After awakening from surgery, Jordan still couldn’t speak and feared his career singing bass with the Metropolitan Opera was over. But he soon made an uplifting discovery: Even as he struggled to relearn to speak, he could sing.
Six weeks after his stroke, Jordan, 41, returned to sing on the Met stage, and he remains on the roster today.
In a voice that can sound slightly robotic as he enunciated every syllable, he spoke about his journey back from his stroke. After he sweetly sang a few perfect bars of “Puff, the Magic Dragon,” the sentences that followed suddenly flowed freely.
Both your son and your wife helped save your life?
My baby boy woke me at 5:30 in the morning. I stood up and then passed out. My wife reacted quickly. She saw my face drooping and my right arm dangling. I couldn’t speak. She called 911, and I was rushed to New York Presbyterian Hospital. Conventional treatment did not work so a mechanical thrombectomy procedure was performed. That means a small device was used to surgically remove the blood clot in my brain and blood flow was restored. Every hospital should have one of those devices. Those three things — my son, my wife and the surgery — are why I’m still alive.
Why is it easier for you to sing than speak?
The stroke affected the left part of my brain, where speech and fine-motor tuning are governed. The right part of my brain is the singing part. My piano playing and guitar picking are helping my fine-motor skills. After surgery, I woke up in a panic because I was supposed to perform that night, and I could not even speak. I used to love to talk, so it was terribly devastating.
How were you able to return to performing so quickly?
Five days after my stroke I began physical, speech and occupational therapy. My speech pathologist taught me to speak loudly and slowly, and to use short sentences. My coach from the Met helped me regain my full ability to sing.
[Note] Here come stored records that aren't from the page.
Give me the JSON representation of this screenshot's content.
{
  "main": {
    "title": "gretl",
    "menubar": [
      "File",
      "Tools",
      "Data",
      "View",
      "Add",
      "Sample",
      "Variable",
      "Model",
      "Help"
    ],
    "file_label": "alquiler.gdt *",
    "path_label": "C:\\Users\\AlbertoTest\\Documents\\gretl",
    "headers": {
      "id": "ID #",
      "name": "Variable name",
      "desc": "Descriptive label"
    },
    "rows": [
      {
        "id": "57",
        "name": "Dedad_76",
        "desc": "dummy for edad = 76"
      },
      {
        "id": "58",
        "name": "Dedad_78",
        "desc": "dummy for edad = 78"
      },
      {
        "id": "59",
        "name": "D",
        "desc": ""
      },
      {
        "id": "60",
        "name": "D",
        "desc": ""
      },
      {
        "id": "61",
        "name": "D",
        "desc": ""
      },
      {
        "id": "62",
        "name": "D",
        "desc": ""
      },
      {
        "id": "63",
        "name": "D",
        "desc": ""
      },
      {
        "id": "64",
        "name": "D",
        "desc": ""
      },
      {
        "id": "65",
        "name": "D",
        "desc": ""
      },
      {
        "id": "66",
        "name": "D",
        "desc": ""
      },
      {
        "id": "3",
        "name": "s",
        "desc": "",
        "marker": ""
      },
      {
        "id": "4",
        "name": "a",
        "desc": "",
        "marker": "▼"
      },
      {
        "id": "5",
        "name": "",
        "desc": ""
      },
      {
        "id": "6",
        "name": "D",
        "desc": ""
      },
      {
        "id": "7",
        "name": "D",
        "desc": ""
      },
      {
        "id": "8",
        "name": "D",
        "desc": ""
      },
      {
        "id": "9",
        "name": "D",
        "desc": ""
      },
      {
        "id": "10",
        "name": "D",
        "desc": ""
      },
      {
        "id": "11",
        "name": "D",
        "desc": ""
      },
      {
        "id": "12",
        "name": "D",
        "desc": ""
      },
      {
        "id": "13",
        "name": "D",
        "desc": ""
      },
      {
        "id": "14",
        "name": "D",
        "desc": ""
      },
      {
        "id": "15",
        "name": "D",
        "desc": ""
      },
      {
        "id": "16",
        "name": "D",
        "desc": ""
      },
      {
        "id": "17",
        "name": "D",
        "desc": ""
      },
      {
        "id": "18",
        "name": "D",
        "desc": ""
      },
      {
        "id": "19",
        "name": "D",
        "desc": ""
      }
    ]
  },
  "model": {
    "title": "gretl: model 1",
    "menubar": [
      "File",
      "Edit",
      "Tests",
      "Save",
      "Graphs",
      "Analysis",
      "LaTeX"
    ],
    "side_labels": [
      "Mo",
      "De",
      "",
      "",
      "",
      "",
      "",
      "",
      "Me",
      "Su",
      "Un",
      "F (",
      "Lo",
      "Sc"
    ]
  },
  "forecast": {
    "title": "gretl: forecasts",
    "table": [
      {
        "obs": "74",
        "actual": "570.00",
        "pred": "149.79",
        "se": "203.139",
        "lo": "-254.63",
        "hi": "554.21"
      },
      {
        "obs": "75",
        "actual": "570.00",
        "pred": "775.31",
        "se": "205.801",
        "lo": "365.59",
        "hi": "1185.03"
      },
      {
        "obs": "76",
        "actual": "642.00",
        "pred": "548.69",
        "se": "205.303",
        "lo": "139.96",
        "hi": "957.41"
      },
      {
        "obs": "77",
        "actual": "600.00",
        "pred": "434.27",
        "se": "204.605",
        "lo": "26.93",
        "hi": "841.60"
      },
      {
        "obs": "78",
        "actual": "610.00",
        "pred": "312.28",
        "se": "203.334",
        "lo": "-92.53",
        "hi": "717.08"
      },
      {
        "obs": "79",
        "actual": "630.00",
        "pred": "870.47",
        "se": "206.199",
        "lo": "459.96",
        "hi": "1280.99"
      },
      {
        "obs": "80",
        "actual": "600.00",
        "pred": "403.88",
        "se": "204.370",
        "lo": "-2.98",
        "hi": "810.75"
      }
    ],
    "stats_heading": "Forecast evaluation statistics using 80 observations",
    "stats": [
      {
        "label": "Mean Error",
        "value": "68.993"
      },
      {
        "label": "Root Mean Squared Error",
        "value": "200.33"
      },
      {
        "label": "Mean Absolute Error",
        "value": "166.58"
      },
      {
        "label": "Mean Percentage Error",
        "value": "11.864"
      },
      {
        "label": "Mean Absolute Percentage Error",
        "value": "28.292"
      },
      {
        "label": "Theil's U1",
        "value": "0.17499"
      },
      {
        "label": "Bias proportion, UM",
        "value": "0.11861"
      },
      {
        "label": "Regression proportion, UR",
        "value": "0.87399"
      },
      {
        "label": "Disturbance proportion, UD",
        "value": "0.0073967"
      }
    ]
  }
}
My wife, Christina, is also a singer and gave me so much support. I got my chance to return to the Met when another singer had jury duty. When I took the stage again, I was very scared but happy and thankful, all the emotions you could think or feel. Luckily, I’m still an employable singer.
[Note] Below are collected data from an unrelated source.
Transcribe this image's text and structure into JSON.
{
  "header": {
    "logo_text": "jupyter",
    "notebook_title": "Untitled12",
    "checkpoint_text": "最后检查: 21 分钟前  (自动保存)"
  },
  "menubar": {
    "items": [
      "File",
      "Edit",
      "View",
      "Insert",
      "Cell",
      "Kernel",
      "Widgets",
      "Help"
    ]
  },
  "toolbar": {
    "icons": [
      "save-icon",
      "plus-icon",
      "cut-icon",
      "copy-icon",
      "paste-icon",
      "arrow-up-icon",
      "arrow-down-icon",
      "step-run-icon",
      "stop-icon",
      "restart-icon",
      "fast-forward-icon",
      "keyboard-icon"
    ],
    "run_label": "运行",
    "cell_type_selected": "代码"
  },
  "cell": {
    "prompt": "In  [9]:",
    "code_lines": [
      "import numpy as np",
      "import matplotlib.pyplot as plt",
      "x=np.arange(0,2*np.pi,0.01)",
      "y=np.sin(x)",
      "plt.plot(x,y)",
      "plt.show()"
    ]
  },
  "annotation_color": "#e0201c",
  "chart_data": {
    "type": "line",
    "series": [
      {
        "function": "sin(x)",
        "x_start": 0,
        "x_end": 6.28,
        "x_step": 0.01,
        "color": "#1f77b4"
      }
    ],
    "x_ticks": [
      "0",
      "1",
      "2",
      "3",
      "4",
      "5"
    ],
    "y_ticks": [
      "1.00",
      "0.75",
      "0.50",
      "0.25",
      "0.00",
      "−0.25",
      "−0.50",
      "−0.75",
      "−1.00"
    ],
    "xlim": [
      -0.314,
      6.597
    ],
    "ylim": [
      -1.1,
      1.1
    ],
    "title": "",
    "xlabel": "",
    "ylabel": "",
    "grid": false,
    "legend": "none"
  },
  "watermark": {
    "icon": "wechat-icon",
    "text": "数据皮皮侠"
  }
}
Has the stroke affected you in other ways?
My long-term memory is fully intact. My mid-term memory is OK, maybe at 80%. But my short-term memory is shot, so I take a lot of notes. My speech is improving every week. I’m happy to say that the singer might fully regain his speech someday. I sing and scat my way through the day. Instead of reading children’s books to my son, Gabriel, I sing them.
You plan to tour to share your story as a stroke survivor?
I will work with medical facilities to help stroke patients learn to recover their speech through singing. If they are having trouble speaking, I want them to remember that they can always sing through their troubles.